Pierre Constant propose, dans le cadre du cycle thématique "Un hiver amoureux" à la Maison de la Poésie, un spectacle atypique qui consiste à porter sur scène un texte quasi mythique de Jean Genet "Le funambule".

Nous avons rencontré Pierre Constant à la bibliothèque de la Maison de la Poésie, entre l'exposition "Le bleu de l'œil" consacré à Jean Genet et la petite salle Lautréamont dans laquelle il officie. Et officier semble le terme approprié pour ce texte qu'il porte avec lui et en lui depuis des années.


Je peux vous poser la question un peu abruptement car vous n'avez plus vingt ans, avez-vous connu Jean Genet ?

Pierre Constant : Je n'ai jamais connu Jean Genet.
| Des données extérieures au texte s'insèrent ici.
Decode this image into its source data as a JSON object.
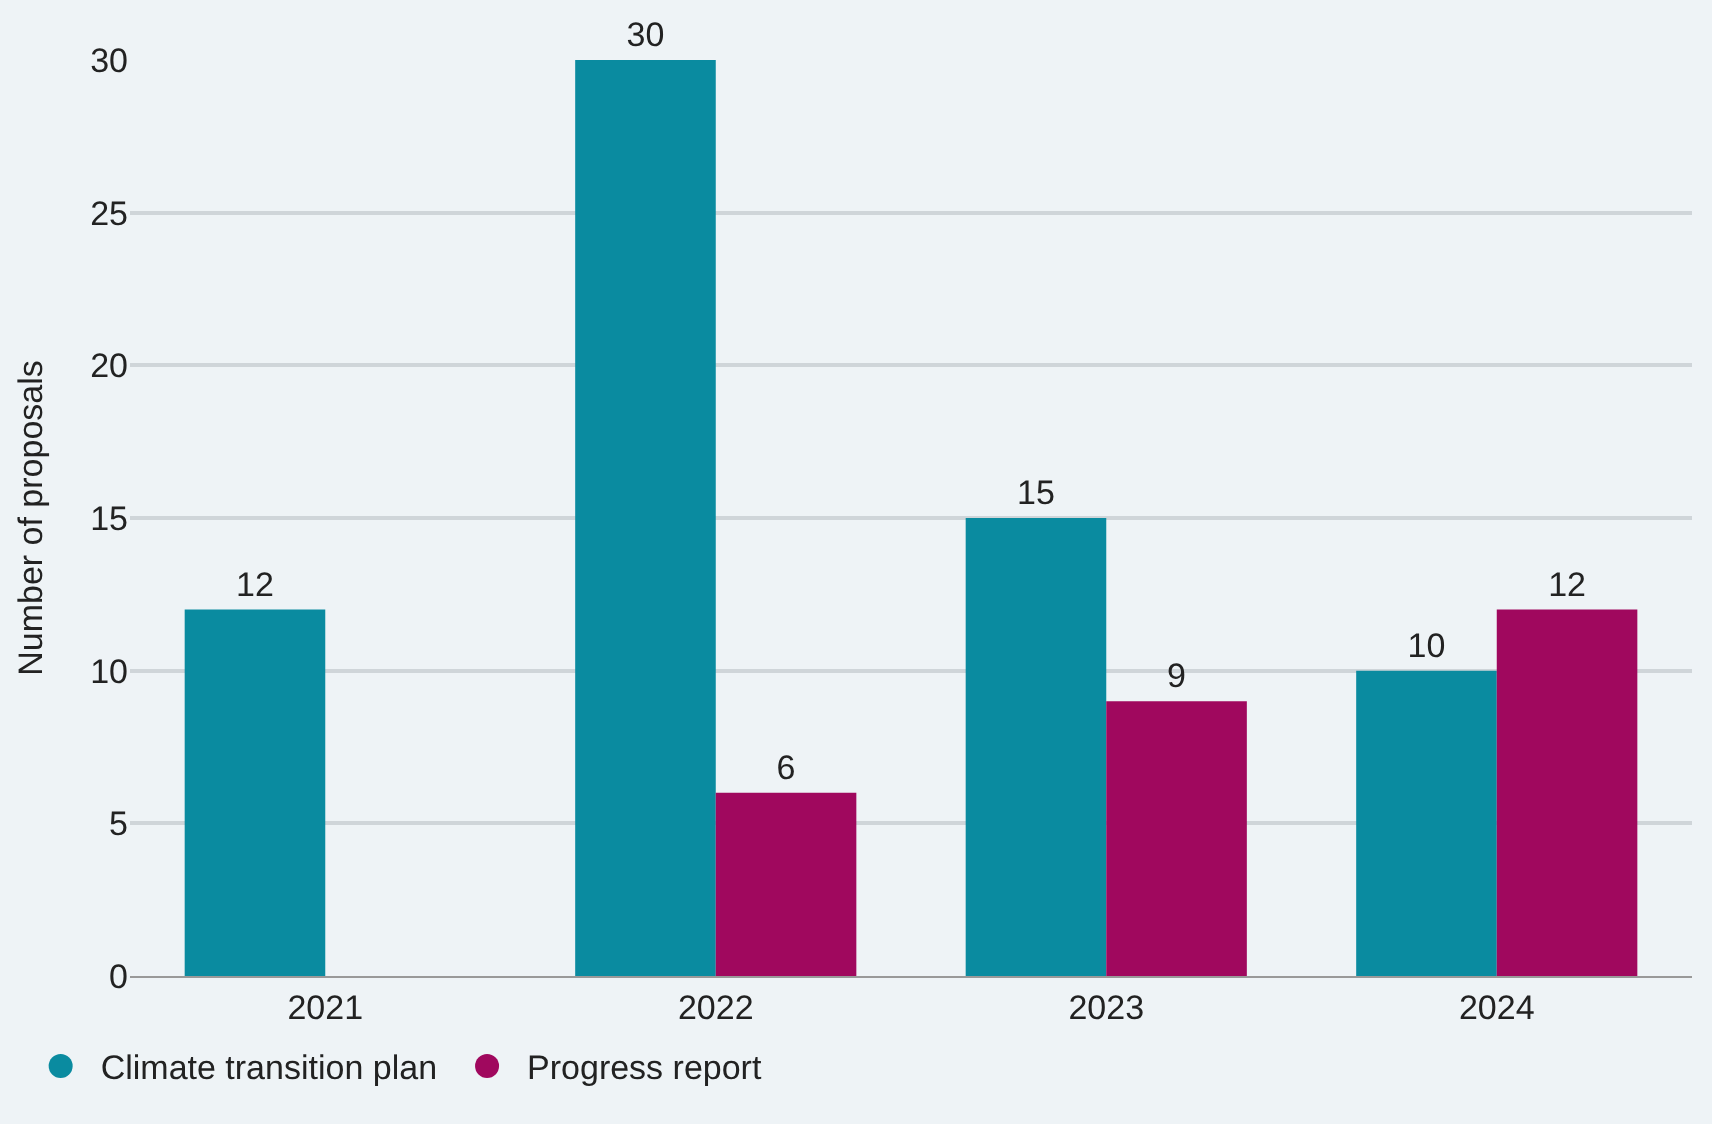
{
  "chart_data": {
    "type": "bar",
    "ylabel": "Number of proposals",
    "categories": [
      "2021",
      "2022",
      "2023",
      "2024"
    ],
    "series": [
      {
        "name": "Climate transition plan",
        "color": "#0a8ba0",
        "values": [
          12,
          30,
          15,
          10
        ]
      },
      {
        "name": "Progress report",
        "color": "#a0085e",
        "values": [
          null,
          6,
          9,
          12
        ]
      }
    ],
    "ylim": [
      0,
      30
    ],
    "yticks": [
      0,
      5,
      10,
      15,
      20,
      25,
      30
    ],
    "grid": "y",
    "legend": "bottom left",
    "data_labels": true
  }
}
J'ai essayé pendant 20 ans, mais sans doute pas assez fortement, et je ne l'ai donc jamais rencontré. Mon rapport avec Jean Genet est simplement la découverte de sa littérature quand j'avais une trentaine d'années et, vers 32-33 ans, j'ai découvert "Le funambule" qui a été comme une lumière, une lumière vraiment éblouissante pour moi, à la fois comme texte sur le théâtre, sur la façon de faire le théâtre, de l'aborder, de le réfléchir, et puis, sur la façon de vivre, tout simplement. Sur les deux plans, le travail et la vie personnelle, et depuis ce moment-là, c'est-à-dire quasiment 3 siècles et demie puisque je n'ai plus 20 ans, ce texte est présent et j'essaie de le creuser de plus en plus, et, de plus en plus, je découvre des choses que peut être n'a-t-il pas voulu dire, que je m'invente, mais qui, je crois, sont dans le secret du texte, dans son mystère et dans sa clarté en même temps et j'aurai mis 40 ans à décaper, à polir, à m'éclairer.
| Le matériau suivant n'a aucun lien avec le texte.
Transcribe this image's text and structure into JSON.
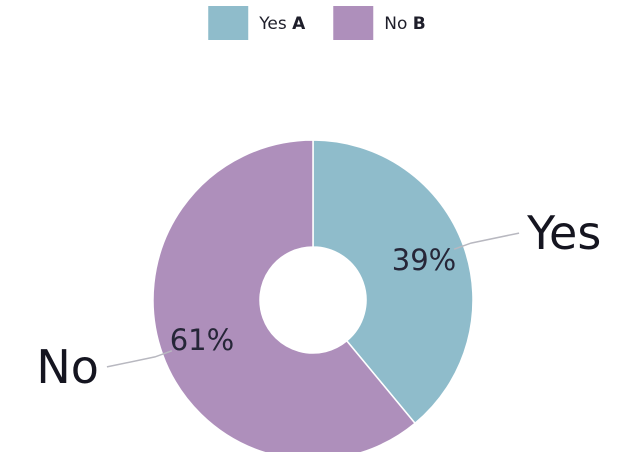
{
  "chart_data": {
    "type": "pie",
    "variant": "donut",
    "categories": [
      "Yes",
      "No"
    ],
    "values": [
      39,
      61
    ],
    "value_labels": [
      "39%",
      "61%"
    ],
    "legend": {
      "placement": "top-center",
      "entries": [
        {
          "label": "Yes",
          "key": "A"
        },
        {
          "label": "No",
          "key": "B"
        }
      ]
    },
    "colors": {
      "Yes": "#8fbccb",
      "No": "#ae8fbb",
      "leader_line": "#b8b8c0",
      "separator": "#ffffff"
    }
  }
}
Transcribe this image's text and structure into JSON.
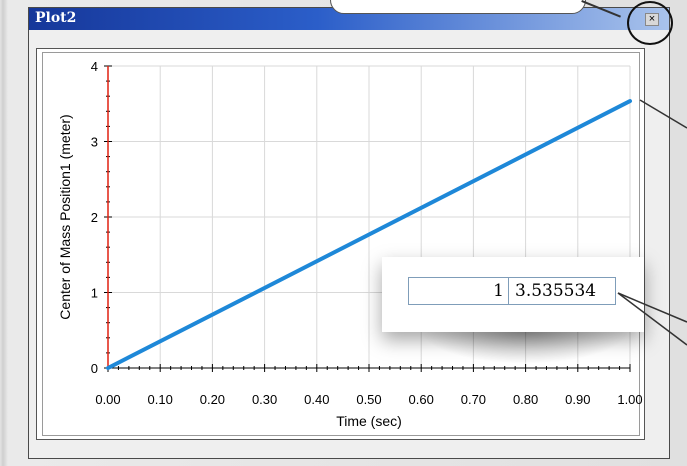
{
  "window": {
    "title": "Plot2",
    "close_glyph": "×"
  },
  "readout": {
    "x_value": "1",
    "y_value": "3.535534"
  },
  "colors": {
    "series": "#1e88d8",
    "y_axis_line": "#e02010",
    "grid": "#d9d9d9"
  },
  "icons": [
    "close-icon"
  ],
  "chart_data": {
    "type": "line",
    "title": "",
    "xlabel": "Time (sec)",
    "ylabel": "Center of Mass Position1 (meter)",
    "xlim": [
      0,
      1
    ],
    "ylim": [
      0,
      4
    ],
    "x_ticks": [
      "0.00",
      "0.10",
      "0.20",
      "0.30",
      "0.40",
      "0.50",
      "0.60",
      "0.70",
      "0.80",
      "0.90",
      "1.00"
    ],
    "y_ticks": [
      "0",
      "1",
      "2",
      "3",
      "4"
    ],
    "grid": true,
    "series": [
      {
        "x": [
          0,
          1
        ],
        "y": [
          0,
          3.535534
        ]
      }
    ]
  }
}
Quand vous avez découvert ce texte vous étiez déjà comédien et investi dans le théâtre ?

Pierre Constant : Oui car j'ai commencé à gagner ma vie dans le théâtre à l'âge de 16 ans, à Toulouse où je vivais à cette époque, et où j'ai commencé à la fois à apprendre et à travailler professionnellement.

Vous jouez ce texte de manière récurrente depuis que vous l'avez découvert ?

Pierre Constant : Non, car pendant 20 ans, j'ai vainement essayé de rencontrer Jean Genet et, pendant tout ce temps, il a toujours refusé de me donner les droits pour mettre "Le funambule" à la scène et ce n'est qu'à sa mort en 1988 que j'ai pu le jouer et pour la première fois au Théâtre National de Strasbourg grâce à Jacques Lassalle qui en était le directeur, puis au Théâtre National de Chaillot. J'ai ensuite joué un peu partout en France et à l'étranger où j'ai fait une tournée. Je l'ai joué pratiquement pendant 10 années. Puis, je l'ai laissé reposer, sans l'oublier, pendant 10 années et je l'ai repris l'année dernière.

Ce texte est souvent présenté uniquement comme une ode au vrai funambule qu'était Abdallâh mais c'est aussi, comme vous venez de l'indiquer, un texte sur le théâtre et qui vous a éclairé en tant que comédien. Jean Genet écrivait pour le théâtre mais n'était pas comédien…

Pierre Constant : … il était comédien et martyr comme disait Jean-Paul Sartre avec humour….

…quelle était sa perception du théâtre et comment pouvait-elle être proche de celle du comédien, du moins de votre conception du théâtre et du métier de comédien, puisque lui était un créateur ce que n'est pas le comédien qui est un interprète…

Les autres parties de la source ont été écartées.